A careful viewing of these games can provide a window into what can be expected once the regular season kicks off. Preseason is a great opportunity to see the rookies and newcomers and try to figure out where they fit into the team.
I liked what I saw from Cornerback Bill Bentley. He started opposite Chris Houston – a trouble spot for the Lions with the loss of Eric Wright and the troubles of Aaron Berry – and performed as you would expect a rookie to perform in his first NFL action (some good, some bad).
Two other rookies that stood out were Left Tackle Riley Reiff and Defensive End Ronnell “The Hammer” Lewis. Reiff played backup left tackle to incumbent Jeff Backus and played the second and third quarters holding up pretty well in his first game action. Lewis – who earned his nickname The Hammer at Oklahoma for some big hits on special teams – made several key plays in the second half. Both should be locks to make the team.
I look at how the Lions did in the first half and early second half against the opponents first and second units. If you figure that each team will keep 53 players, the starters and second units make up 44 of those 53 players. The Lions clearly had more depth in their top 44 players than the Browns did – even factoring in injured players. The Lions lost the game in the fourth quarter, but did so with players that have a long shot to make the team.

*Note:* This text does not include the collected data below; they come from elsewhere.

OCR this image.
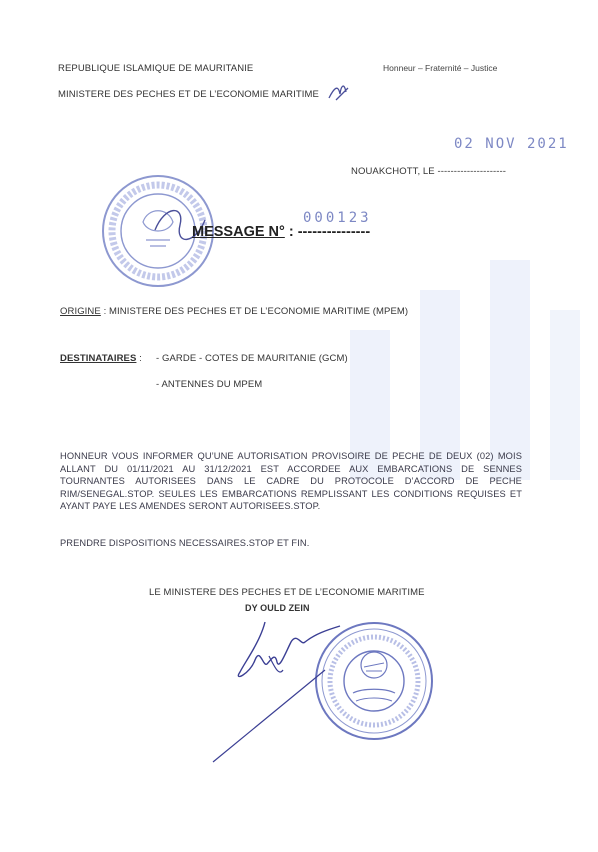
REPUBLIQUE ISLAMIQUE DE MAURITANIE	Honneur – Fraternité – Justice
MINISTERE DES PECHES ET DE L’ECONOMIE MARITIME
02 NOV 2021
NOUAKCHOTT, LE ---------------------
000123
MESSAGE N° : ---------------
ORIGINE : MINISTERE DES PECHES ET DE L’ECONOMIE MARITIME (MPEM)
DESTINATAIRES : - GARDE - COTES DE MAURITANIE (GCM)
- ANTENNES DU MPEM
HONNEUR VOUS INFORMER QU’UNE AUTORISATION PROVISOIRE DE PECHE DE DEUX (02) MOIS ALLANT DU 01/11/2021 AU 31/12/2021 EST ACCORDEE AUX EMBARCATIONS DE SENNES TOURNANTES AUTORISEES DANS LE CADRE DU PROTOCOLE D’ACCORD DE PECHE RIM/SENEGAL.STOP. SEULES LES EMBARCATIONS REMPLISSANT LES CONDITIONS REQUISES ET AYANT PAYE LES AMENDES SERONT AUTORISEES.STOP.
PRENDRE DISPOSITIONS NECESSAIRES.STOP ET FIN.
LE MINISTERE DES PECHES ET DE L’ECONOMIE MARITIME
DY OULD ZEIN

It is important to remember that NFL teams play very vanilla offensive and defensive schemes in the preseason. Not a lot of complicated blitzing, not many trick plays. Why put your best stuff on film for 31 other teams to see before the regular season kicks off? While it is hard to get a true feeling for how the schemes will work in the regular season, I did notice a re-commitment to the running game that was missing in 2011. The passing game did not look sharp but I expect that to improve as the timing and rhythm return.
Defensively, I think that we are younger and have less depth at linebacker than a year ago. The defensive line remains the headline on this side of the ball. It will be an interesting numbers game to watch come player cut down time as we have eleven players vying for nine or ten spots. The secondary remains the biggest concern. I think the depth has gotten better but that the Lions may still struggle against elite passing teams. I think everyone will in the NFC North when you look at the respective secondaries of the Packers, Bears and Vikings.
Special teams looked shaky in game one. Veteran kicker Jason Hanson has been a mainstay with the Lions for over two decades but on Friday night he missed a 46 yard field goal and failed to place many kickoffs deep into the end zone, leaving the Lions open to at least one long kickoff by the Browns that I can recall. Field position is critical in the regular season. Punting duties will go to either Ryan Donahue or Ben Graham – neither of which stood out in the first game. Returner Stefan Logan was kept at bay on punt returns.
I have been a diehard Lions fan since 1991. I played football in high school and began a college playing career at Wayne State before hanging up the cleats. I will try to provide a perspective on my favorite NFL team as the season progresses for the Patch.